Pursuant to continuing improvement in the converting techniques for converting bioenergy, bioenergy conversion has been widely applied in various processes in the chemistry industries. More importantly, various elements contained in the air are important sources for bioenergy conversion and recycling. At the present stage, elements contained in the air can be converted into useful materials through burning, thermal chemical conversion or biochemical conversion, seeking reduction in the consumed energy for producing ammonia while attaining recycling of environmental elements.
In Taiwan Patent Publication No. 200510249 entitled “METHOD FOR THE POINT OF USE PRODUCTION OF AMMONIA FROM WATER AND NITROGEN”, a method for producing high-purity ammonia, high-purity hydrogen and high-purity nitrogen out of deionized water and standard nitrogen is proposed. In this method, oxygen is removed from the deionized water, and the oxygen-free deionized water is sent to an electrolytic hydrogen generator to produce hydrogen. Then, the hydrogen is purified and mixed with purified nitrogen. The mixture of the purified hydrogen and the purified nitrogen is then compressed. The compressed mixture is sent to a catalytic ammonia reactor for purification. Finally, the nitrogen, the purified hydrogen and the purified nitrogen are sent to a semiconductor processing machine.
Conventionally, pure gaseous nitrogen directly reacts with gaseous hydrogen obtained from water electrolysis to form the ammonia. However, the bond strength between the hydrogen atom and the oxygen atom of liquid water at normal temperature and normal pressure does not permit separation of the hydrogen atom from the oxygen atom. An external strong current must be provided to electrolyze liquid water to obtain gaseous hydrogen and gaseous oxygen, which consumes considerable energy and requires a long period of time of electrolysis to release sufficient gaseous hydrogen.
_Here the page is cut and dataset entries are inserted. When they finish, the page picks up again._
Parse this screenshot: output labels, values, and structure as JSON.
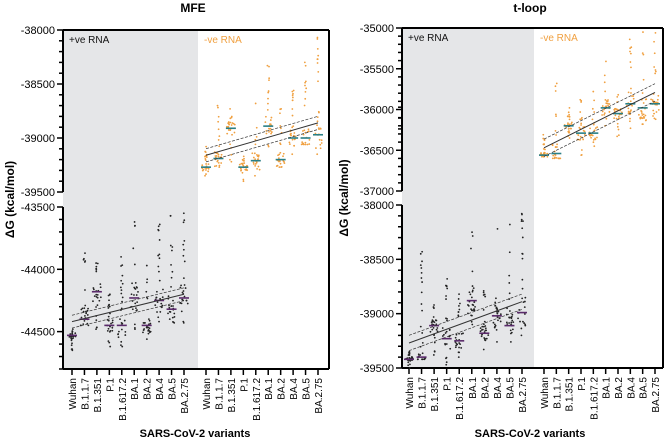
{
  "chart_data": [
    {
      "type": "scatter",
      "title": "MFE",
      "xlabel": "SARS-CoV-2 variants",
      "ylabel": "ΔG (kcal/mol)",
      "categories": [
        "Wuhan",
        "B.1.1.7",
        "B.1.351",
        "P.1",
        "B.1.617.2",
        "BA.1",
        "BA.2",
        "BA.4",
        "BA.5",
        "BA.2.75"
      ],
      "y_segments": [
        {
          "range": [
            -38000,
            -39500
          ],
          "ticks": [
            -38000,
            -38500,
            -39000,
            -39500
          ],
          "tick_labels": [
            "-38000",
            "-38500",
            "-39000",
            "-39500"
          ]
        },
        {
          "range": [
            -43500,
            -44800
          ],
          "ticks": [
            -43500,
            -44000,
            -44500
          ],
          "tick_labels": [
            "-43500",
            "-44000",
            "-44500"
          ]
        }
      ],
      "groups": [
        {
          "name": "+ve RNA",
          "color": "#222222",
          "median_color": "#5a2a6a",
          "medians": [
            -44530,
            -44400,
            -44180,
            -44450,
            -44450,
            -44230,
            -44450,
            -44250,
            -44320,
            -44230
          ],
          "ranges": [
            [
              -44650,
              -44480
            ],
            [
              -44450,
              -43870
            ],
            [
              -44480,
              -43950
            ],
            [
              -44620,
              -44200
            ],
            [
              -44620,
              -43900
            ],
            [
              -44480,
              -43620
            ],
            [
              -44560,
              -43970
            ],
            [
              -44420,
              -43640
            ],
            [
              -44430,
              -43570
            ],
            [
              -44430,
              -43550
            ]
          ],
          "regression": [
            -44420,
            -44200
          ]
        },
        {
          "name": "-ve RNA",
          "color": "#f0a040",
          "median_color": "#2a7f86",
          "medians": [
            -39270,
            -39190,
            -38910,
            -39270,
            -39210,
            -38890,
            -39200,
            -39000,
            -39000,
            -38970
          ],
          "ranges": [
            [
              -39350,
              -39080
            ],
            [
              -39270,
              -38700
            ],
            [
              -39220,
              -38730
            ],
            [
              -39400,
              -39170
            ],
            [
              -39350,
              -38680
            ],
            [
              -39080,
              -38330
            ],
            [
              -39270,
              -38730
            ],
            [
              -39150,
              -38560
            ],
            [
              -39060,
              -38300
            ],
            [
              -39150,
              -38070
            ]
          ],
          "regression": [
            -39160,
            -38860
          ]
        }
      ]
    },
    {
      "type": "scatter",
      "title": "t-loop",
      "xlabel": "SARS-CoV-2 variants",
      "ylabel": "ΔG (kcal/mol)",
      "categories": [
        "Wuhan",
        "B.1.1.7",
        "B.1.351",
        "P.1",
        "B.1.617.2",
        "BA.1",
        "BA.2",
        "BA.4",
        "BA.5",
        "BA.2.75"
      ],
      "y_segments": [
        {
          "range": [
            -35000,
            -37000
          ],
          "ticks": [
            -35000,
            -35500,
            -36000,
            -36500,
            -37000
          ],
          "tick_labels": [
            "-35000",
            "-35500",
            "-36000",
            "-36500",
            "-37000"
          ]
        },
        {
          "range": [
            -38000,
            -39500
          ],
          "ticks": [
            -38000,
            -38500,
            -39000,
            -39500
          ],
          "tick_labels": [
            "-38000",
            "-38500",
            "-39000",
            "-39500"
          ]
        }
      ],
      "groups": [
        {
          "name": "+ve RNA",
          "color": "#222222",
          "median_color": "#5a2a6a",
          "medians": [
            -39420,
            -39400,
            -39110,
            -39230,
            -39250,
            -38880,
            -39180,
            -39020,
            -39110,
            -38990
          ],
          "ranges": [
            [
              -39500,
              -39350
            ],
            [
              -39420,
              -38430
            ],
            [
              -39380,
              -38920
            ],
            [
              -39470,
              -38680
            ],
            [
              -39400,
              -38820
            ],
            [
              -39100,
              -38250
            ],
            [
              -39330,
              -38790
            ],
            [
              -39260,
              -38220
            ],
            [
              -39260,
              -38180
            ],
            [
              -39200,
              -38080
            ]
          ],
          "regression": [
            -39270,
            -38890
          ]
        },
        {
          "name": "-ve RNA",
          "color": "#f0a040",
          "median_color": "#2a7f86",
          "medians": [
            -36560,
            -36540,
            -36200,
            -36290,
            -36290,
            -35980,
            -36050,
            -35930,
            -35980,
            -35930
          ],
          "ranges": [
            [
              -36580,
              -36310
            ],
            [
              -36600,
              -35680
            ],
            [
              -36350,
              -35980
            ],
            [
              -36560,
              -35880
            ],
            [
              -36450,
              -35780
            ],
            [
              -36200,
              -35410
            ],
            [
              -36330,
              -35820
            ],
            [
              -36230,
              -35140
            ],
            [
              -36180,
              -35050
            ],
            [
              -36120,
              -35060
            ]
          ],
          "regression": [
            -36470,
            -35790
          ]
        }
      ]
    }
  ]
}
Thus, the yield of gaseous hydrogen is low, because it is obviously limited to the reaction time of water electrolysis. This leads to a low production efficiency of the gaseous hydrogen, affecting the production efficiency and yield of subsequently formed ammonia.
Furthermore, during the process of electrolyzing the liquid water into gaseous hydrogen and gaseous oxygen, only the gaseous hydrogen is used to react with the gaseous nitrogen to obtain ammonia. Namely, the oxygen is not effectively used, leading to waste and failing to meet the goal of recovering energy.
Thus, a need exists for a method and a device for producing ammonia with improved production efficiency while recovering energy.